No.37 コンクリート製品企業の経営者が悟るべきこと

日本の上場企業全体のデータが発表されています。

安倍内閣になってからの、6年間で、全企業のトータル利益は、7兆円から、30兆円と4倍強になりました。

今の世の中は、コロナばかりが注目され、大騒ぎですが、今年の第一、第二、第三の四半期の全上場企業の業績は素晴らしく、2割の企業が、連続最高益を出しています。株価も、それを反映して、日経平均は、バブル崩壊後の30年間の最高値を大きく抜いてきました。

振り返って、わが業界を見てみますと、ここ30年、変化が非常に小さい状況です。利益が4倍どころか、微変動と言ってもよい状況です。他業界で、企業がこれだけ大発展している理由は、新しいことに、取り組んで、業績ジャンプの結果を出しています。

株価がなぜこんなに高くなっているか分かっておられない方が多いと思います。よく見ると下がっている株もあるのです。特に消費関連が悪いです。最近のニュースは、悪いことばかり注目のくせがついており、我々は実態を、良く分析しなければいけない時代となっております。

われわれの業界が、反省すべきことが、多々あります。

その好例が、ヒューム管です。

下水道の赤字が、30兆円以上、累積しています。

下水道展に行くと、1/3が下水道の補修関連です。下水の配管はコンクリート製が、ごくわずかなのです。鉄とプラスチックばかりなのです。我々は、鉄のパイプは、450万トン売れているのに、なぜコンクリートパイプが、僅か20万トンかということに注目すべきです。需要が多い内径30㎝は原価が高く、採算に合わない現状で、殆んどプラスチックのパイプです。
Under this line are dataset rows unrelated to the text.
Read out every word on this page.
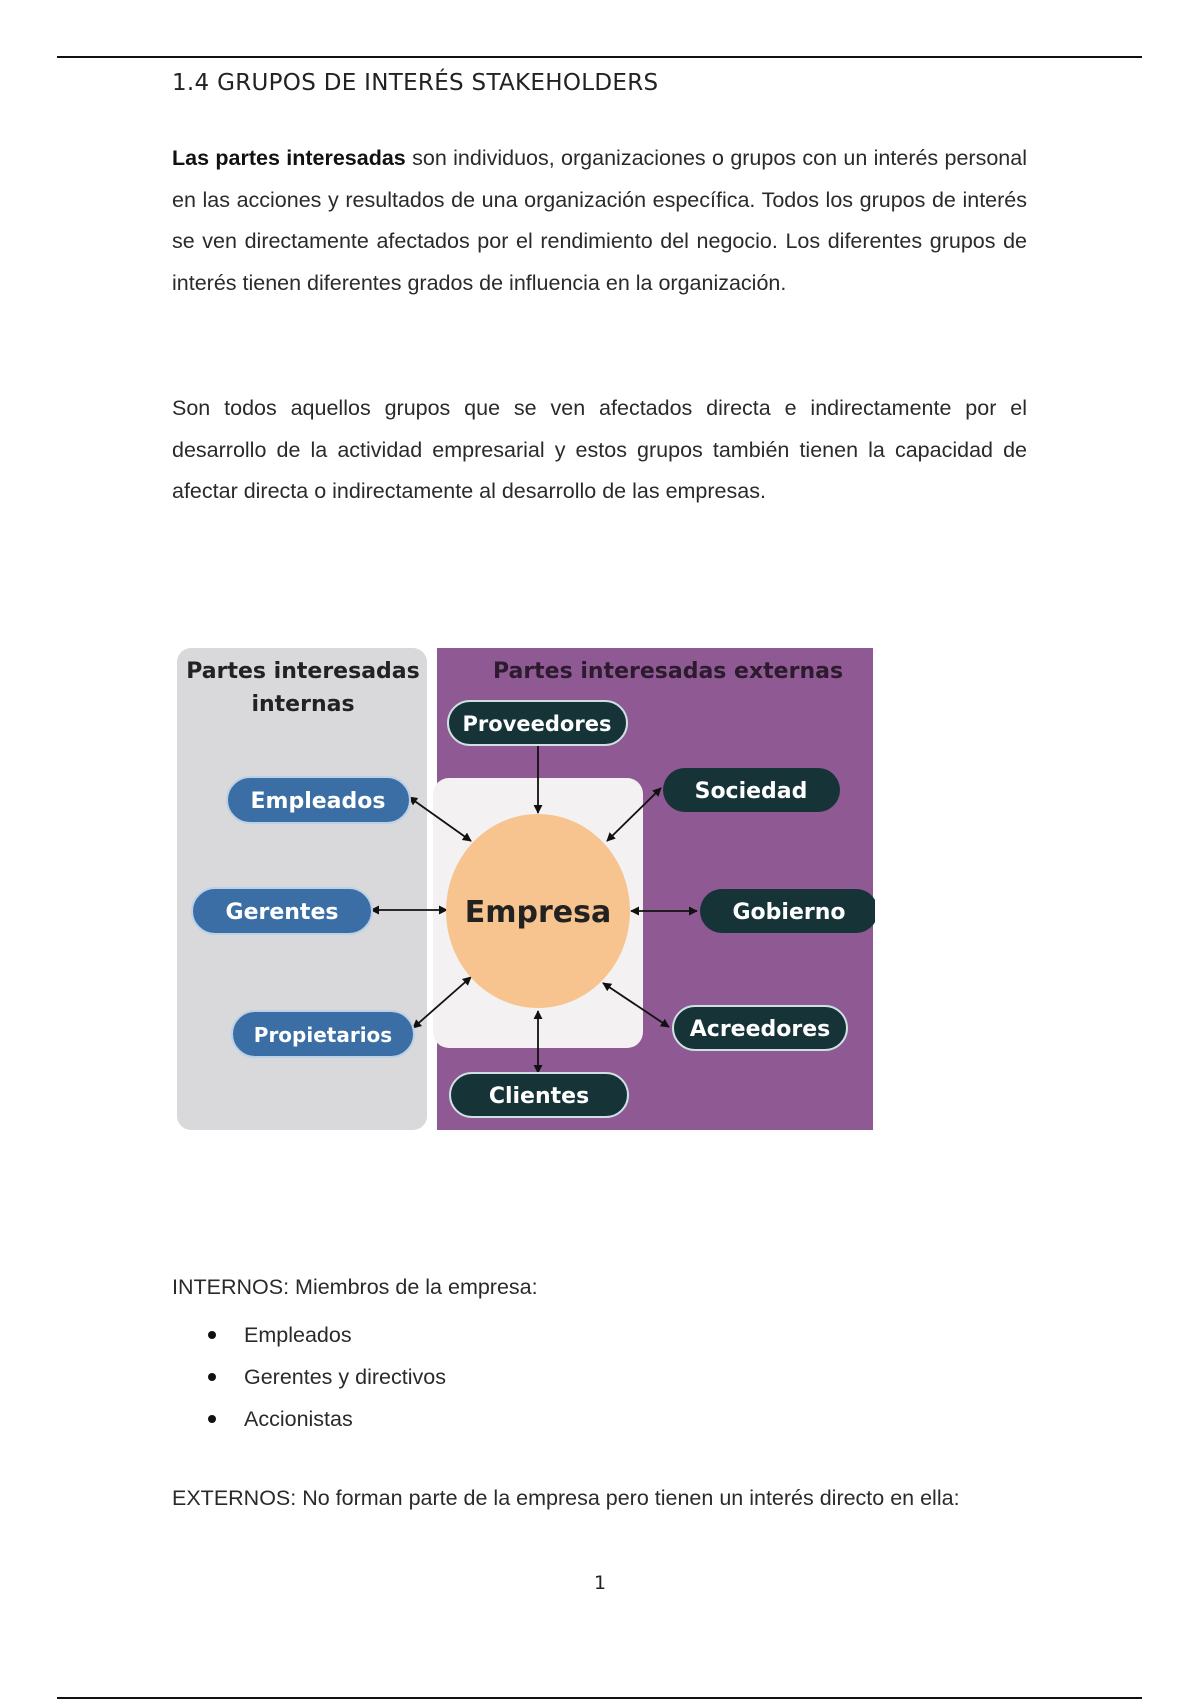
1.4 GRUPOS DE INTERÉS STAKEHOLDERS

Las partes interesadas son individuos, organizaciones o grupos con un interés personal en las acciones y resultados de una organización específica. Todos los grupos de interés se ven directamente afectados por el rendimiento del negocio. Los diferentes grupos de interés tienen diferentes grados de influencia en la organización.

Son todos aquellos grupos que se ven afectados directa e indirectamente por el desarrollo de la actividad empresarial y estos grupos también tienen la capacidad de afectar directa o indirectamente al desarrollo de las empresas.

Partes interesadas
internas
Partes interesadas externas
Empresa
Empleados
Gerentes
Propietarios
Proveedores
Sociedad
Gobierno
Acreedores
Clientes
INTERNOS: Miembros de la empresa:
Empleados
Gerentes y directivos
Accionistas

EXTERNOS: No forman parte de la empresa pero tienen un interés directo en ella:

1
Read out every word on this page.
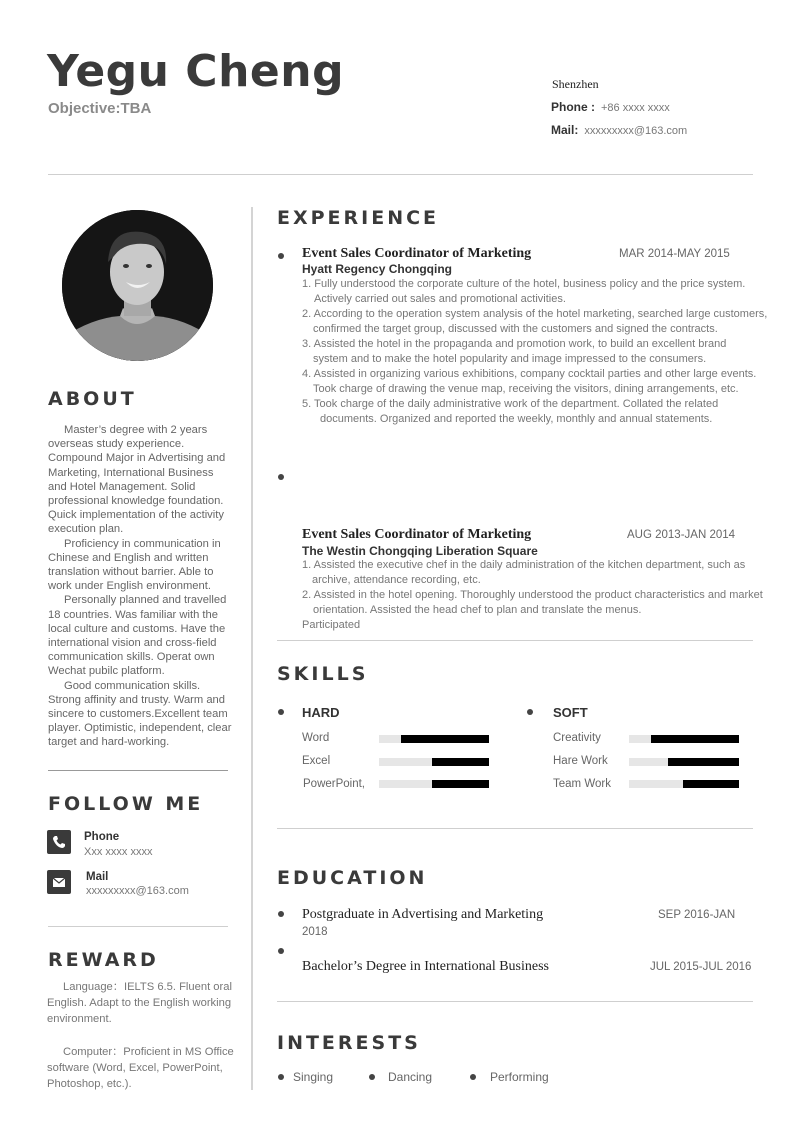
Yegu Cheng
Objective:TBA
Shenzhen
Phone : +86 xxxx xxxx
Mail: xxxxxxxxx@163.com
ABOUT

Master’s degree with 2 years overseas study experience. Compound Major in Advertising and Marketing, International Business and Hotel Management. Solid professional knowledge foundation. Quick implementation of the activity execution plan.

Proficiency in communication in Chinese and English and written translation without barrier. Able to work under English environment.

Personally planned and travelled 18 countries. Was familiar with the local culture and customs. Have the international vision and cross-field communication skills. Operat own Wechat pubilc platform.

Good communication skills. Strong affinity and trusty. Warm and sincere to customers.Excellent team player. Optimistic, independent, clear target and hard-working.

FOLLOW ME
Phone
Xxx xxxx xxxx
Mail
xxxxxxxxx@163.com
REWARD

Language：IELTS 6.5. Fluent oral English. Adapt to the English working environment.

Computer：Proficient in MS Office software (Word, Excel, PowerPoint, Photoshop, etc.).

EXPERIENCE
Event Sales Coordinator of Marketing	MAR 2014-MAY 2015
Hyatt Regency Chongqing

1. Fully understood the corporate culture of the hotel, business policy and the price system.

Actively carried out sales and promotional activities.

2. According to the operation system analysis of the hotel marketing, searched large customers, confirmed the target group, discussed with the customers and signed the contracts.

3. Assisted the hotel in the propaganda and promotion work, to build an excellent brand

system and to make the hotel popularity and image impressed to the consumers.

4. Assisted in organizing various exhibitions, company cocktail parties and other large events.

Took charge of drawing the venue map, receiving the visitors, dining arrangements, etc.

5. Took charge of the daily administrative work of the department. Collated the related documents. Organized and reported the weekly, monthly and annual statements.

Event Sales Coordinator of Marketing	AUG 2013-JAN 2014
The Westin Chongqing Liberation Square

1. Assisted the executive chef in the daily administration of the kitchen department, such as

archive, attendance recording, etc.

2. Assisted in the hotel opening. Thoroughly understood the product characteristics and market orientation. Assisted the head chef to plan and translate the menus.

Participated

SKILLS
HARD	SOFT
Word
Excel
PowerPoint,
Creativity
Hare Work
Team Work
EDUCATION
Postgraduate in Advertising and Marketing	SEP 2016-JAN
2018
Bachelor’s Degree in International Business	JUL 2015-JUL 2016
INTERESTS
Singing	Dancing	Performing
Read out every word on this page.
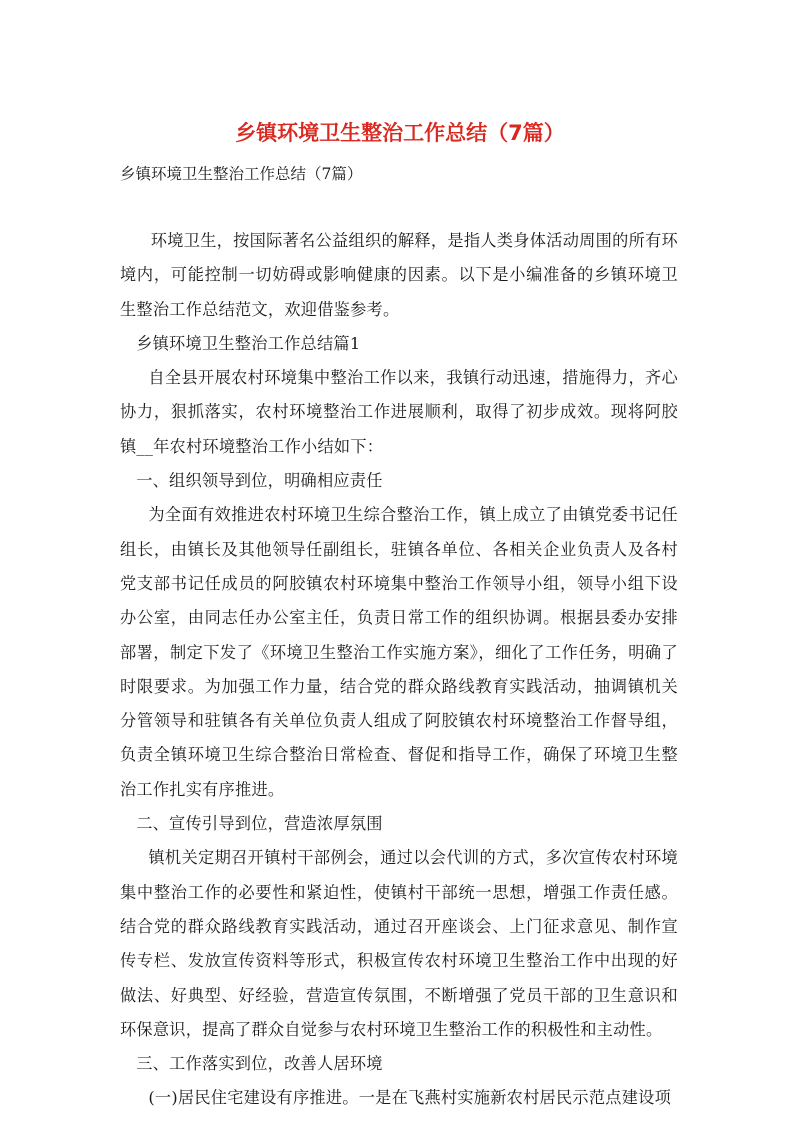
乡镇环境卫生整治工作总结（7篇）
乡镇环境卫生整治工作总结（7篇）

环境卫生，按国际著名公益组织的解释，是指人类身体活动周围的所有环境内，可能控制一切妨碍或影响健康的因素。以下是小编准备的乡镇环境卫生整治工作总结范文，欢迎借鉴参考。

乡镇环境卫生整治工作总结篇1

自全县开展农村环境集中整治工作以来，我镇行动迅速，措施得力，齐心协力，狠抓落实，农村环境整治工作进展顺利，取得了初步成效。现将阿胶镇__年农村环境整治工作小结如下：

一、组织领导到位，明确相应责任

为全面有效推进农村环境卫生综合整治工作，镇上成立了由镇党委书记任组长，由镇长及其他领导任副组长，驻镇各单位、各相关企业负责人及各村党支部书记任成员的阿胶镇农村环境集中整治工作领导小组，领导小组下设办公室，由同志任办公室主任，负责日常工作的组织协调。根据县委办安排部署，制定下发了《环境卫生整治工作实施方案》，细化了工作任务，明确了时限要求。为加强工作力量，结合党的群众路线教育实践活动，抽调镇机关分管领导和驻镇各有关单位负责人组成了阿胶镇农村环境整治工作督导组，负责全镇环境卫生综合整治日常检查、督促和指导工作，确保了环境卫生整治工作扎实有序推进。

二、宣传引导到位，营造浓厚氛围

镇机关定期召开镇村干部例会，通过以会代训的方式，多次宣传农村环境集中整治工作的必要性和紧迫性，使镇村干部统一思想，增强工作责任感。结合党的群众路线教育实践活动，通过召开座谈会、上门征求意见、制作宣传专栏、发放宣传资料等形式，积极宣传农村环境卫生整治工作中出现的好做法、好典型、好经验，营造宣传氛围，不断增强了党员干部的卫生意识和环保意识，提高了群众自觉参与农村环境卫生整治工作的积极性和主动性。

三、工作落实到位，改善人居环境

(一)居民住宅建设有序推进。一是在飞燕村实施新农村居民示范点建设项
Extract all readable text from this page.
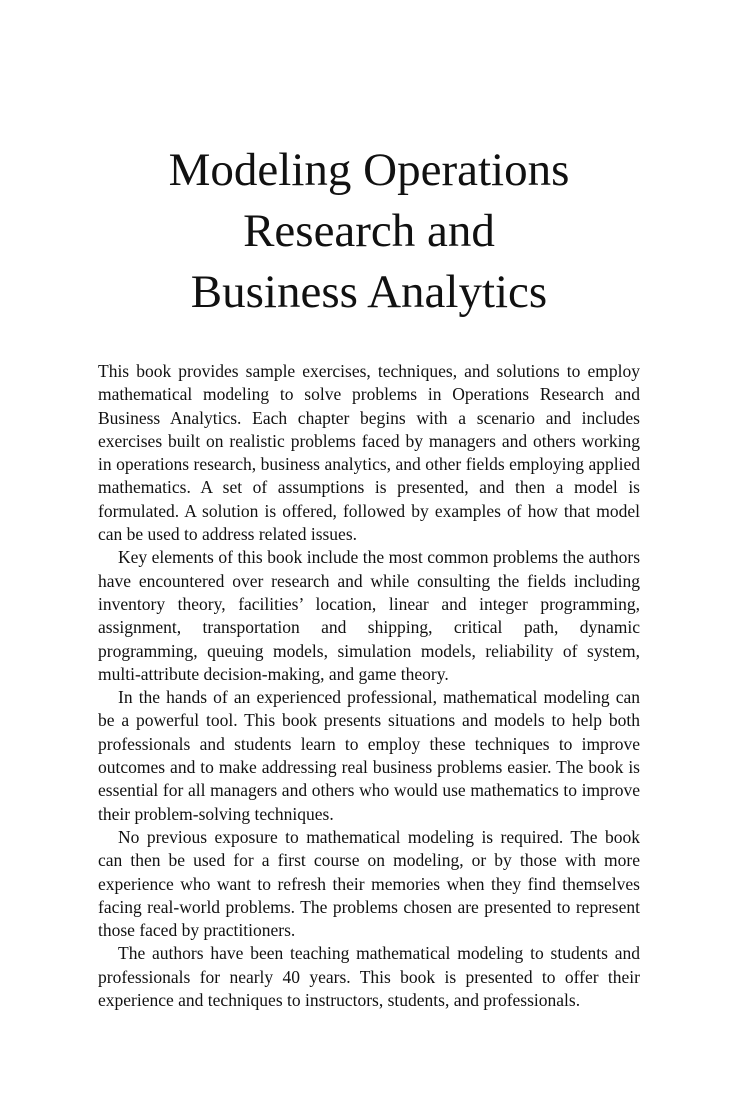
Modeling Operations
Research and
Business Analytics

This book provides sample exercises, techniques, and solutions to employ mathematical modeling to solve problems in Operations Research and Business Analytics. Each chapter begins with a scenario and includes exercises built on realistic problems faced by managers and others working in operations research, business analytics, and other fields employing applied mathematics. A set of assumptions is presented, and then a model is formulated. A solution is offered, followed by examples of how that model can be used to address related issues.

Key elements of this book include the most common problems the authors have encountered over research and while consulting the fields including inventory theory, facilities’ location, linear and integer programming, assignment, transportation and shipping, critical path, dynamic programming, queuing models, simulation models, reliability of system, multi-attribute decision-making, and game theory.

In the hands of an experienced professional, mathematical modeling can be a powerful tool. This book presents situations and models to help both professionals and students learn to employ these techniques to improve outcomes and to make addressing real business problems easier. The book is essential for all managers and others who would use mathematics to improve their problem-solving techniques.

No previous exposure to mathematical modeling is required. The book can then be used for a first course on modeling, or by those with more experience who want to refresh their memories when they find themselves facing real-world problems. The problems chosen are presented to represent those faced by practitioners.

The authors have been teaching mathematical modeling to students and professionals for nearly 40 years. This book is presented to offer their experience and techniques to instructors, students, and professionals.
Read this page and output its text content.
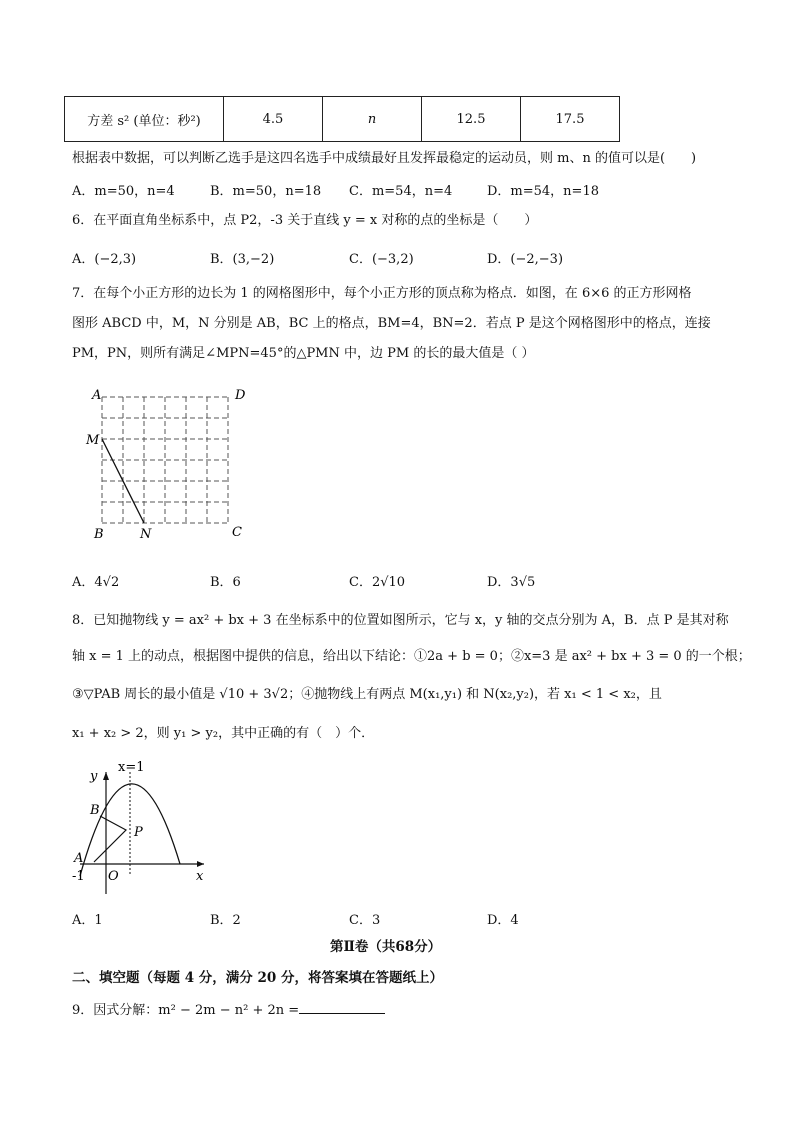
方差 s² (单位：秒²)	4.5	n	12.5	17.5
根据表中数据，可以判断乙选手是这四名选手中成绩最好且发挥最稳定的运动员，则 m、n 的值可以是(　　)
A．m=50，n=4	B．m=50，n=18 C．m=54，n=4	D．m=54，n=18
6．在平面直角坐标系中，点 P2，-3 关于直线 y = x 对称的点的坐标是（　　）
A．(−2,3)	B．(3,−2)	C．(−3,2)	D．(−2,−3)
7．在每个小正方形的边长为 1 的网格图形中，每个小正方形的顶点称为格点．如图，在 6×6 的正方形网格
图形 ABCD 中，M，N 分别是 AB，BC 上的格点，BM=4，BN=2．若点 P 是这个网格图形中的格点，连接
PM，PN，则所有满足∠MPN=45°的△PMN 中，边 PM 的长的最大值是（ ）
A	D
M
B	N	C
A．4√2	B．6	C．2√10	D．3√5
8．已知抛物线 y = ax² + bx + 3 在坐标系中的位置如图所示，它与 x，y 轴的交点分别为 A，B．点 P 是其对称
轴 x = 1 上的动点，根据图中提供的信息，给出以下结论：①2a + b = 0；②x=3 是 ax² + bx + 3 = 0 的一个根；
③▽PAB 周长的最小值是 √10 + 3√2；④抛物线上有两点 M(x₁,y₁) 和 N(x₂,y₂)，若 x₁ < 1 < x₂，且
x₁ + x₂ > 2，则 y₁ > y₂，其中正确的有（　）个．
x=1
y
B
P
A
-1 O	x
A．1	B．2	C．3	D．4
第Ⅱ卷（共68分）
二、填空题（每题 4 分，满分 20 分，将答案填在答题纸上）
9．因式分解：m² − 2m − n² + 2n =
ドイツは、ヒューム管工場が、ゼロになり、即脱パイプが、100%です。ドイツの最後のヒューム管工場は、東ドイツに一つだけあったのですが、東と西の合併直後には、完全にゼロになりました。遥か昔のことです。日本では、ヒューム管メーカーはコンクリート製品メーカーのベストテンに入っています。又、即脱パイプの総販売量は、僅かです。パイプの即脱成形機は、ものすごく進歩し、1台での1日の生産本数は3,000本となり、同じ成形機で他のいろいろの製品も出来る様になりました。日本では、まだありません。円型以外のパイプも生産可能のマシンとなりました。

とも角、即脱マシンが大進歩です。使用を一刻も早くスタートすべきです。

4月に、これを解説します。即脱万能機が出現しており、即脱出来る品種が、82種の製品になりました。品質が、大きくレベルアップしました。ILBの生産マシンも、厚さ25㎜~500㎜までの製品の万能機で生産可能の時代となりました。